Ecco, se qualcuno sente cantare da una finestra un giovane operaio (ma mi basta anche una massaia qualsiasi) una canzone scritta negli ultimi dieci anni, me lo faccia sapere. Fiducioso, attendo.

"La caduta degli dei" Compilation

C'ERA UN'ATMOSFERA - KIM & THE CADILLACS
CANTA (CHE TI PASSA LA PAURA) - HERBERT PAGANI
THOSE WERE THE DAYS - MARY HOPKINS
THE DAYS OF WINE AND ROSES - HENRY MANCINI
C'ERA UNA VOLTA... ANZI DUE - ALBERTO LUPO
IO CANTO - RICCARDO COCCIANTE
CANZONI STONATE - GIANNI MORANDI
CANTA - DRUPI
RIEN NE VAS PLUS - ENRICO RUGGERI
THE END - THE DOORS

2 commenti:

Anonimo ha detto...

Bravo Christian, bell'articolo.
Mi sono divertito molto a leggerlo ...anche se il 1974 non è l'anno del divorzio (la legge 898 è del 1° dicembre 1970), ma quello del referendum sul divorzio. Referendum drammaticamente perso dalla DC e dal suo leader di allora: Fanfani.

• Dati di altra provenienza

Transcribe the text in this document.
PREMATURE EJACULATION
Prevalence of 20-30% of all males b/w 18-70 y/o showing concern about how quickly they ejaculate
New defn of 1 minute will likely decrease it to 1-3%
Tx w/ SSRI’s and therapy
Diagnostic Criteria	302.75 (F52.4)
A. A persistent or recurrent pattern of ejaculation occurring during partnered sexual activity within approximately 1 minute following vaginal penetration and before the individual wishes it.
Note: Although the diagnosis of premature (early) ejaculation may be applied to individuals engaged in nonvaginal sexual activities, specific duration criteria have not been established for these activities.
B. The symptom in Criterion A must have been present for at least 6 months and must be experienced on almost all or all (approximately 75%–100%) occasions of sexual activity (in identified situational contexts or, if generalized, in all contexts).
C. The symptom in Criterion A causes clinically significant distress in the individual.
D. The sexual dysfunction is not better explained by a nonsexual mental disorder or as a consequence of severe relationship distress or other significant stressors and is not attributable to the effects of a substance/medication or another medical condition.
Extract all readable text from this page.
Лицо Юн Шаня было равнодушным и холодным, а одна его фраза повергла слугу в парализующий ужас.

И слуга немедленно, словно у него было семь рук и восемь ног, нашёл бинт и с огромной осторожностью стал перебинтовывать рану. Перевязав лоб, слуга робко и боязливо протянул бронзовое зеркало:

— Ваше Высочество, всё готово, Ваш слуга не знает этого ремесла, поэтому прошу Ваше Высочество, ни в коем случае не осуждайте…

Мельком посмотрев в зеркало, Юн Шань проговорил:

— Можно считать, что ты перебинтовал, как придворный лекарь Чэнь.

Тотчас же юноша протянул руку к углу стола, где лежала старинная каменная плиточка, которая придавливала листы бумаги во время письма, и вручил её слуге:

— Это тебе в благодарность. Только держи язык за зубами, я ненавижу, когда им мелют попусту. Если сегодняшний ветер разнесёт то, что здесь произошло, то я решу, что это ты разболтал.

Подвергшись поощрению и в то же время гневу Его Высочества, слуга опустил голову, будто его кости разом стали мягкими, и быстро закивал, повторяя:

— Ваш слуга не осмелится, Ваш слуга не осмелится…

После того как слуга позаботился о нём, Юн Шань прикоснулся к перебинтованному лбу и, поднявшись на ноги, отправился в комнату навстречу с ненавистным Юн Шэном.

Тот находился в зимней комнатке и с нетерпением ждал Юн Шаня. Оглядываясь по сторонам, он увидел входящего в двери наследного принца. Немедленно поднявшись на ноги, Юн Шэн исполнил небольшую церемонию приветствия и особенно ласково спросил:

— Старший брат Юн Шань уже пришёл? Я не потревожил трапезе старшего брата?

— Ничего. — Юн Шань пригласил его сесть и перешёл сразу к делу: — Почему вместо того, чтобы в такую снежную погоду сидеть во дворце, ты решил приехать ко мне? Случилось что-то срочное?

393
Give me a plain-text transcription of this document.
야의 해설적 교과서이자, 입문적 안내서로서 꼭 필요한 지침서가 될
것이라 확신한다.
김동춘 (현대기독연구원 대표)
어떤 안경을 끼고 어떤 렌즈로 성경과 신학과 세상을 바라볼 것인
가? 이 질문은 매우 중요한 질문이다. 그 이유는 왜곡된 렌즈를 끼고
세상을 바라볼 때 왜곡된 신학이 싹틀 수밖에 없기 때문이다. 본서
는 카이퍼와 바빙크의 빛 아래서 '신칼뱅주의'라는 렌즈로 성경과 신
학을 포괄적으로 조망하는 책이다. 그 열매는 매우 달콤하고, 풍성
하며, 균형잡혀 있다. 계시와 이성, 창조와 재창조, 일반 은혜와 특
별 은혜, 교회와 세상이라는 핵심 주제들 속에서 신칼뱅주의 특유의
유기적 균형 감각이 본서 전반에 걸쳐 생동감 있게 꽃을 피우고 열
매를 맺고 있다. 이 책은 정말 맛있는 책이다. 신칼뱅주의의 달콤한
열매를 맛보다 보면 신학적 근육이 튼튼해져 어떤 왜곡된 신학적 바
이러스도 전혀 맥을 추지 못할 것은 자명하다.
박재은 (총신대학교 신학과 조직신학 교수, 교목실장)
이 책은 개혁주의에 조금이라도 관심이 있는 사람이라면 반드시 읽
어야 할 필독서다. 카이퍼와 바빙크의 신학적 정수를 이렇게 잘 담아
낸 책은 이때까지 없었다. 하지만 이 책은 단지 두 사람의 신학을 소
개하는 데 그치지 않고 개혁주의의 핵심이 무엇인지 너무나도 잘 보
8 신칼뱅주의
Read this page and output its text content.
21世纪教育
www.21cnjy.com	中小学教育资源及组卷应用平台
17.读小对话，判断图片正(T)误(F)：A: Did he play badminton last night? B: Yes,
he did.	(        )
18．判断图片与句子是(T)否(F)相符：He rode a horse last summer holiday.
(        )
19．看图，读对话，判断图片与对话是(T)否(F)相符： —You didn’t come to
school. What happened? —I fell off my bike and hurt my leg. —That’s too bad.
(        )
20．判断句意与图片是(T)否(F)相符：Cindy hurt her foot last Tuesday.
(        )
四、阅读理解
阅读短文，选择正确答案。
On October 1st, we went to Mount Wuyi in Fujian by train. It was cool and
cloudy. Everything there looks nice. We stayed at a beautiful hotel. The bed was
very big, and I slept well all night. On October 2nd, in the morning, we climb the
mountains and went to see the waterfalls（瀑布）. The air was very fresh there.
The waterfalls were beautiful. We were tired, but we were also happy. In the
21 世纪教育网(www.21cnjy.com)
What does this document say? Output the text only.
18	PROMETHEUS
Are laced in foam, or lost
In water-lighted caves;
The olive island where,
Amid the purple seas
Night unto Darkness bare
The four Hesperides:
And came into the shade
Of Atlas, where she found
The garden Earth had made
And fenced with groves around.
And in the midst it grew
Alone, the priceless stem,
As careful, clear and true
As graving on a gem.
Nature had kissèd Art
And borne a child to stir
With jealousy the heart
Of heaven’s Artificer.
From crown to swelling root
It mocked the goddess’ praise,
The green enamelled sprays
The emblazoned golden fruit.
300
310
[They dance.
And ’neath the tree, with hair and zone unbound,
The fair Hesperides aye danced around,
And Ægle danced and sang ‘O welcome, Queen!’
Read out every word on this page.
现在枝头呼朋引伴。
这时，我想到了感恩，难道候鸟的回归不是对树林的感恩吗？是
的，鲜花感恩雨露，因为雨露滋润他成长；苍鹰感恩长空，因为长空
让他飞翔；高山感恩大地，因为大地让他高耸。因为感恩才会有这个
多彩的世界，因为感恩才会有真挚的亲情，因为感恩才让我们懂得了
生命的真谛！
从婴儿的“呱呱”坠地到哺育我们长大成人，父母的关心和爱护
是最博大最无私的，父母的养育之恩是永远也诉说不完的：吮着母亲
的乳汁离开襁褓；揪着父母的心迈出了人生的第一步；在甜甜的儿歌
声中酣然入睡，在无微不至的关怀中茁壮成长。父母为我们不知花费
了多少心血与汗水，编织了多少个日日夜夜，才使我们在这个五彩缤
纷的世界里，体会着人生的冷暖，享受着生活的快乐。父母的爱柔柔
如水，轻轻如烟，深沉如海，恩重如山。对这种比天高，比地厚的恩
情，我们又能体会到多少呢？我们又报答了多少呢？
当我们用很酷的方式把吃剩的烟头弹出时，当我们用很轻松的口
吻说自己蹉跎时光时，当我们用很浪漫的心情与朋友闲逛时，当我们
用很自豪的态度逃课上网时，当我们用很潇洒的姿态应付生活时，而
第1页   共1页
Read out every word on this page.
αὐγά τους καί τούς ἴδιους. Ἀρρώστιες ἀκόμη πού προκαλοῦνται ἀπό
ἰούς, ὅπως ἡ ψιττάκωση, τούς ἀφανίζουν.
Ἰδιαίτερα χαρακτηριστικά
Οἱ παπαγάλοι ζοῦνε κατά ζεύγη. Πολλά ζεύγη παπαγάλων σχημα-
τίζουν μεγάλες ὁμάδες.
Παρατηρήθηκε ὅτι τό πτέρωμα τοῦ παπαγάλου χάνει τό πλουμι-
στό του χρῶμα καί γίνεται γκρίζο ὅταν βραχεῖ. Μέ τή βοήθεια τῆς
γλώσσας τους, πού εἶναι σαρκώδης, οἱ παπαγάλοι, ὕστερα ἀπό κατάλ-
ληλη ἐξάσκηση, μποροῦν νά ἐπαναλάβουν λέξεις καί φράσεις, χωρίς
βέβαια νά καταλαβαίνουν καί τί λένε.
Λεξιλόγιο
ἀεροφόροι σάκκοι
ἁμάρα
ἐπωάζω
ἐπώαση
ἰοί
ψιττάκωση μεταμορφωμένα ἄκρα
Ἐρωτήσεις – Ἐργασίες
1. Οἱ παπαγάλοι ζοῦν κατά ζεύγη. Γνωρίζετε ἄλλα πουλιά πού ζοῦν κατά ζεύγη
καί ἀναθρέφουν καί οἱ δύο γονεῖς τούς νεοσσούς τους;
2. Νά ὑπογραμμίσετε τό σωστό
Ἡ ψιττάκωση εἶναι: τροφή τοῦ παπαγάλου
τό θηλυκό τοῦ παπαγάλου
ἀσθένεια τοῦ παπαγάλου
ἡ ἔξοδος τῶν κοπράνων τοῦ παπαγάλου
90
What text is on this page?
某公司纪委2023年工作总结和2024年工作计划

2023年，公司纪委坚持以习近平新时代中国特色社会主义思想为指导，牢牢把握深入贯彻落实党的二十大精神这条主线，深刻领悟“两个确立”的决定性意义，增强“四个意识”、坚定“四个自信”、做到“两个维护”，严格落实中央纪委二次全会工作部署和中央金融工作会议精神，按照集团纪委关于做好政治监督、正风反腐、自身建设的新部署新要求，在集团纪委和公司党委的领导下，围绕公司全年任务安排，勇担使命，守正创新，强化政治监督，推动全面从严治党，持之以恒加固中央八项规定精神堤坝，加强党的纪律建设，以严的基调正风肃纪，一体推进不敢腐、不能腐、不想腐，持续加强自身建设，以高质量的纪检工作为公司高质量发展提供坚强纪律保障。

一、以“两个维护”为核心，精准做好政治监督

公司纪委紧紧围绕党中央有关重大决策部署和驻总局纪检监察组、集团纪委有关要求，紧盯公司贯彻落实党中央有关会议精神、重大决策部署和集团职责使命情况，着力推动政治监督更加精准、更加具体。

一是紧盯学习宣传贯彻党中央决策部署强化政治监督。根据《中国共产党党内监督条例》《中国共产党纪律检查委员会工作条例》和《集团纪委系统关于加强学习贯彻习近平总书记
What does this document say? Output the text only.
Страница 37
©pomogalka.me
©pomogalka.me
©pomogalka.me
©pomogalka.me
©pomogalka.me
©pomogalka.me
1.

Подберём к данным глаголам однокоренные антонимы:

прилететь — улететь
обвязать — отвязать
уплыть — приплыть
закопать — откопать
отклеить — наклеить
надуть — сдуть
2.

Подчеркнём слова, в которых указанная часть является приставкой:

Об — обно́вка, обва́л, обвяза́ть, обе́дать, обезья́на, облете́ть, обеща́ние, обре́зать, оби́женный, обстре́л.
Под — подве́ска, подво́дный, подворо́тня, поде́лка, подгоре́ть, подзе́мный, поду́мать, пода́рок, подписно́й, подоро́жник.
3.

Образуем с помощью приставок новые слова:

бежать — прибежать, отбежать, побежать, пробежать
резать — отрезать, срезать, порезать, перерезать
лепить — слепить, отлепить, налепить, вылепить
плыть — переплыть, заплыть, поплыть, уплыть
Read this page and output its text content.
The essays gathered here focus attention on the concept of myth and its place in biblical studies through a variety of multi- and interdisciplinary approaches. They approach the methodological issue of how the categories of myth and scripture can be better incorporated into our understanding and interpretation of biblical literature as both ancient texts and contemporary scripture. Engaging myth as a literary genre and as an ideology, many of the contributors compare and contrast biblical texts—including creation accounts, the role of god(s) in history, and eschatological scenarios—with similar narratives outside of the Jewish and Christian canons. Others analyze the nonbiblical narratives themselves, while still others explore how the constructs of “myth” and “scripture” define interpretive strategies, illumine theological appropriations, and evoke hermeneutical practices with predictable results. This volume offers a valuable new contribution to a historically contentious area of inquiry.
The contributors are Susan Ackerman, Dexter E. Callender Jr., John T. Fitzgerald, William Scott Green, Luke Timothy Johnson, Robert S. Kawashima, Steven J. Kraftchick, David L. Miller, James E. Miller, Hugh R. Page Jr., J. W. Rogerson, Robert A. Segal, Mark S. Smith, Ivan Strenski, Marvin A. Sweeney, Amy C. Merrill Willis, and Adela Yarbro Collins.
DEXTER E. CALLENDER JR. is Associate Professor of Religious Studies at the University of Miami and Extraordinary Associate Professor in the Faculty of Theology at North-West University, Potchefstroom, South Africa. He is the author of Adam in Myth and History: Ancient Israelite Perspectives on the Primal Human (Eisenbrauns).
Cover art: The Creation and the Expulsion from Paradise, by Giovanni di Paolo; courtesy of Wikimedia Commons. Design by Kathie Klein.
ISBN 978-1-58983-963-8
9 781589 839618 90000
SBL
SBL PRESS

Comunque, concordo con te sul fatto che il mondo della canzonetta e dei cantanti si sia accartocciato su se stesso. Tanto che uno dei fenomeni emergenti degli ultimi dieci anni è quello delle "tribute-band".

Una volta tutti volevano imporsi con la loro musica originale; oggi tantissimi giovani musicisti (tecnicamente molto più preparati di quanto non fossimo noi venticinque anni fa) formano delle band che rifanno il repertorio di questo o quell'artista, di questo o quel gruppo famoso. Ed il bello è che fanno decine di concerti ed hanno un seguito. Il pubblico li ritiene un buon surrogato e li apprezza, perché ripropongono (spesso in versione "fotocopia") il repertorio dell'artista "tributato"... ed anche perché assistere allo spettacolo di un gruppo tributo costa molto meno che andare al concerto dell'artista di fama!

Infatti, non solo ci sono tribute-band dei Beatles, dei Doors o dei Pink Floyd (vale a dire di band storiche oramai non più attive), ma anche degli U2 o dei Metallica, di Ligabue, di Zucchero o di Vasco Rossi.

Francamente mi sfugge il senso di simili operazioni, ma non posso far altro che constatare che mentre un tempo - fino ai primi anni novanta - i giovani musicisti declinavano un genere (il pop, il rock, il funky, ecc.), oggi declinano un artista. Ci sono batteristi che suonano proprio come Terry Bozzio (ricordo ancora quando il mito dei batteristi era Billy Cobham... che tempi!), chitarristi elettrici cloni di Joe Satriani (ai miei tempi si cercava di capire come diavolo facesse Eddie Van Halen a fare Eruption o l'assolo di Beat it, senza volerli rifare uguali), bassisti replicanti di Tony Levine, e così via.

In questo quadro, mi pare, in tutta sincerità, molto difficile ricreare il clima dei sixties di cui parla Christian.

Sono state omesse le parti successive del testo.